There are a number of Japanese people with the surname "Obama". Though the former American president is of Kenyan Luo heritage, it is not uncommon for Japanese and East African names to sound alike.

As a result of Obama's victory in the 2008 presidential election, the mayor of Obama City announced to the Japanese press that he intended to commission a statue of him, to be put in front of the city hall "as a token of the great historical moment for the name Obama". On 20 January 2009, the day that Barack Obama was sworn into office, the city of Obama celebrated the inauguration with women dancing the hula at the Hagaji Temple.

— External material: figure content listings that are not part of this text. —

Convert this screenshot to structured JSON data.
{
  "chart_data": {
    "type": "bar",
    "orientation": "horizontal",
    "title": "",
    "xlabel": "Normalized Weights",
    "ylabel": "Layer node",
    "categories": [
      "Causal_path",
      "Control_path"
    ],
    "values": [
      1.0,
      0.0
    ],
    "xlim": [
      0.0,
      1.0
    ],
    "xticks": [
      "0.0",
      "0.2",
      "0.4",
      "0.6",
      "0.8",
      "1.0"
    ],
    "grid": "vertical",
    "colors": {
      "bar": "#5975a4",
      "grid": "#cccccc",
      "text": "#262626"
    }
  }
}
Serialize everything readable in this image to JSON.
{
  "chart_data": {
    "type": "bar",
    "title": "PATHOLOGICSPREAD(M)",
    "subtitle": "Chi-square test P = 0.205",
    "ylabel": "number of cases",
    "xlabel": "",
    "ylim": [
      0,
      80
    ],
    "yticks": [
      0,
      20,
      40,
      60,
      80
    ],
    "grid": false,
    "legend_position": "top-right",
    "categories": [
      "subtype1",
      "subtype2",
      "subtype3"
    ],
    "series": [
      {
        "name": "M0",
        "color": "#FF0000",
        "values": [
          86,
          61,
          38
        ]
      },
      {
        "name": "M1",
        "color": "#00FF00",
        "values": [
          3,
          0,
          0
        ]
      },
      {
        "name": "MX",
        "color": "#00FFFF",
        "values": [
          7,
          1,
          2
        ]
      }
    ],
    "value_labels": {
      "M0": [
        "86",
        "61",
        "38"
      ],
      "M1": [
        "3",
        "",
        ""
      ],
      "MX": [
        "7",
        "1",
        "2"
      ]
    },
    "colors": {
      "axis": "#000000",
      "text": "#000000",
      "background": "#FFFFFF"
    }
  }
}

On 14 November 2009, President Obama specifically acknowledged his connection with Obama by mentioning it and its citizens in a speech at Suntory Hall in Tokyo. In 2013, Obama mayor Koji Matsuzaki gave a red lacquer pen to Japanese Prime Minister Shinzo Abe to give to President Obama.

==Local attractions==
- Bukkokuji, a working Zen monastery
- Hosshinji, a working Zen monastery
- Mantoku-ji, Buddhist temple with Japanese garden designed a National Place of Scenic Beauty
- Myōtsū-ji
- site of Nochiseyama Castle, a National Historic Site
- site of Obama Castle
- Wakasa Historical and Folk Museum
- Wakasa Kokubun-ji, provincial temple of Wakasa Province
- Wakasa Wan Quasi-National Park
- Wakasahiko Shrine, ichinomiya of Wakasa Province

==Festivals==
- Omizu-okuri (Water Carrying) Festival is held every 2 March on which water is drawn from the Onyu River and presented to the principal image of the temple. This annual event dates back more than 1,200 years.